Nov 11, 2013

Happy Birthday Fyodor Dostoevsky!

To live without hope is to cease to live. 
Fyodor Dostoevsky
Ever since we started celebrating the birthdays of beloved authors like Roald Dahl, F. Scott Fitzgerald, William Faulkner, Shel Silverstein and T. S. Eliot in my "Famous Author Birthday" series, I've been waiting for November 11. Today, we get to celebrate the birthday of one of my all time favourite authors – Fyodor Dostoevsky. Please join me in wishing him a very С Днем Рождения (happy birthday in Russian)!

Fyodor Dostoevsky (November 11, 1821 – 9 February, 1881) was a Russian author, essayist and philosopher. His most famous works include Crime and Punishment, The Idiot, Notes from Underground and The Brothers Karamazov, all of which are amongst some of my favourite books.

Dostoevsky, along with Leo Tolstoy, is considered one of the greatest authors of the Golden Age of Russian literature. His books have been translated into more than 170 languages! Not only that, he has influenced a lot – and I mean a lot – of writers, philosophers, scientists and psychologists. Albert Einstein, Friedrich Nietzsche, Anton Chekhov, Herman Hesse, Knut Hamsun, Ernest Hemingway, James Joyce, Virginia Woolf, Franz Kafka, Sigmund Freud and Kurt Vonnegut (who incidentally shares the same birthday – happy birthday Kurt Vonnegut!) are all fans of his work!

Dostoevsky's notes for Chapter 5 of The Brothers Karamazov
Dostoevsky's novels are often very complex, and his characters very dark. He joined a lot of different points of views and voices together to explore many deep themes including religion, guilt, dreams, emotions, visions and human nature. To give an example, the picture to the left is his notes for one chapter of The Brothers Karamzov. His works encompass so many ideas and themes that I will leave it up to him to do the explaining himself with a quote.
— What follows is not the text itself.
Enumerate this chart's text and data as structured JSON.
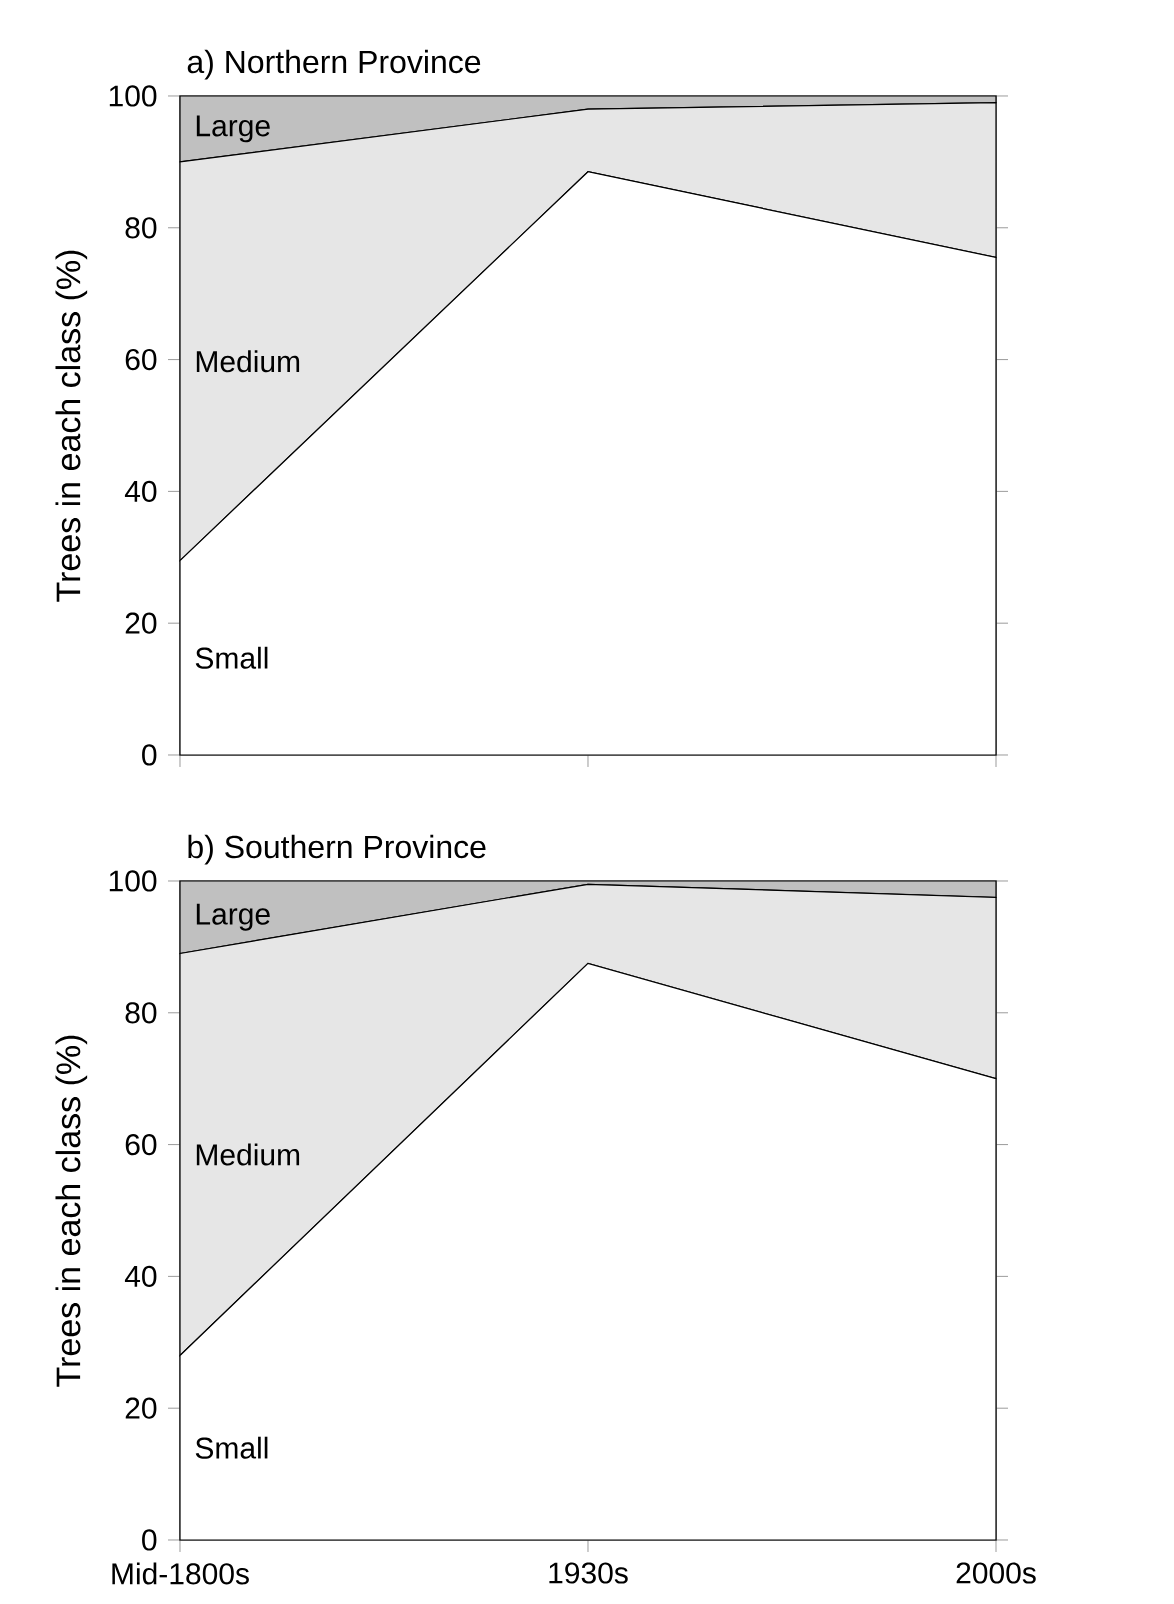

Man is a mystery. It needs to be unravelled, and if you spend your whole life unravelling it, don't say that you've wasted time. I am studying that mystery because I want to be a human being.
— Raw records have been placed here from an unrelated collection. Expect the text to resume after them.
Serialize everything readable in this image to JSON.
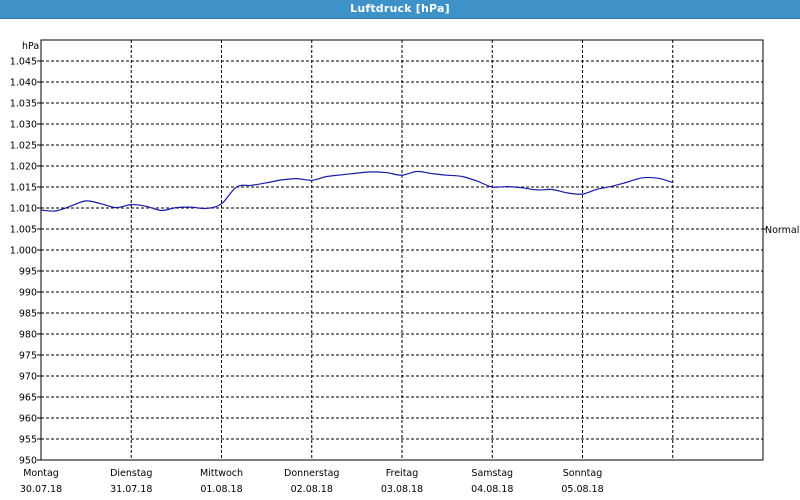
{
  "window": {
    "title": "Luftdruck [hPa]"
  },
  "colors": {
    "titlebar": "#3f92c7",
    "series": "#1a1aa6",
    "grid": "#000000"
  },
  "chart_data": {
    "type": "line",
    "title": "Luftdruck [hPa]",
    "ylabel": "hPa",
    "xlabel": "",
    "ylim": [
      950,
      1050
    ],
    "yticks": [
      950,
      955,
      960,
      965,
      970,
      975,
      980,
      985,
      990,
      995,
      1000,
      1005,
      1010,
      1015,
      1020,
      1025,
      1030,
      1035,
      1040,
      1045
    ],
    "ytick_labels": [
      "950",
      "955",
      "960",
      "965",
      "970",
      "975",
      "980",
      "985",
      "990",
      "995",
      "1.000",
      "1.005",
      "1.010",
      "1.015",
      "1.020",
      "1.025",
      "1.030",
      "1.035",
      "1.040",
      "1.045"
    ],
    "xlim": [
      "2018-07-30",
      "2018-08-06"
    ],
    "xticks": [
      {
        "day": "Montag",
        "date": "30.07.18"
      },
      {
        "day": "Dienstag",
        "date": "31.07.18"
      },
      {
        "day": "Mittwoch",
        "date": "01.08.18"
      },
      {
        "day": "Donnerstag",
        "date": "02.08.18"
      },
      {
        "day": "Freitag",
        "date": "03.08.18"
      },
      {
        "day": "Samstag",
        "date": "04.08.18"
      },
      {
        "day": "Sonntag",
        "date": "05.08.18"
      }
    ],
    "grid": true,
    "annotation": {
      "label": "Normal",
      "value": 1005
    },
    "series": [
      {
        "x": [
          "30.07.18 00:00",
          "30.07.18 04:00",
          "30.07.18 08:00",
          "30.07.18 12:00",
          "30.07.18 16:00",
          "30.07.18 20:00",
          "31.07.18 00:00",
          "31.07.18 04:00",
          "31.07.18 08:00",
          "31.07.18 12:00",
          "31.07.18 16:00",
          "31.07.18 20:00",
          "01.08.18 00:00",
          "01.08.18 04:00",
          "01.08.18 08:00",
          "01.08.18 12:00",
          "01.08.18 16:00",
          "01.08.18 20:00",
          "02.08.18 00:00",
          "02.08.18 04:00",
          "02.08.18 08:00",
          "02.08.18 12:00",
          "02.08.18 16:00",
          "02.08.18 20:00",
          "03.08.18 00:00",
          "03.08.18 04:00",
          "03.08.18 08:00",
          "03.08.18 12:00",
          "03.08.18 16:00",
          "03.08.18 20:00",
          "04.08.18 00:00",
          "04.08.18 04:00",
          "04.08.18 08:00",
          "04.08.18 12:00",
          "04.08.18 16:00",
          "04.08.18 20:00",
          "05.08.18 00:00",
          "05.08.18 04:00",
          "05.08.18 08:00",
          "05.08.18 12:00",
          "05.08.18 16:00",
          "05.08.18 20:00",
          "06.08.18 00:00"
        ],
        "values": [
          1009.5,
          1009.3,
          1010.5,
          1011.7,
          1011.0,
          1010.1,
          1010.8,
          1010.4,
          1009.4,
          1010.1,
          1010.2,
          1009.9,
          1011.0,
          1015.0,
          1015.4,
          1016.0,
          1016.7,
          1017.0,
          1016.6,
          1017.5,
          1017.9,
          1018.3,
          1018.6,
          1018.4,
          1017.8,
          1018.7,
          1018.2,
          1017.8,
          1017.5,
          1016.4,
          1015.0,
          1015.1,
          1014.8,
          1014.3,
          1014.4,
          1013.6,
          1013.3,
          1014.5,
          1015.2,
          1016.2,
          1017.2,
          1017.1,
          1016.1
        ]
      }
    ]
  }
}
Dostoevsky was the reason I fell in love with Russian literature, and I hope that one day you, my students, will get the chance to read at least one of his books and feel for yourself what a mind-blowing experience it really is! To conclude, here is some advice from the very wise man himself:

Above all, don't lie to yourself. The man who lies to himself and listens to his own lie comes to a point that he cannot distinguish the truth within him, or around him, and so loses all respect for himself and for others. And having no respect he ceases to live.
The Brothers Karamazov, Fyodor Dostoevsky

P.S. To find out more about our Kurt Vonnegut, our other birthday boy, the Huffington Post wrote a wonderful post about what Vonnegut can teach us about life.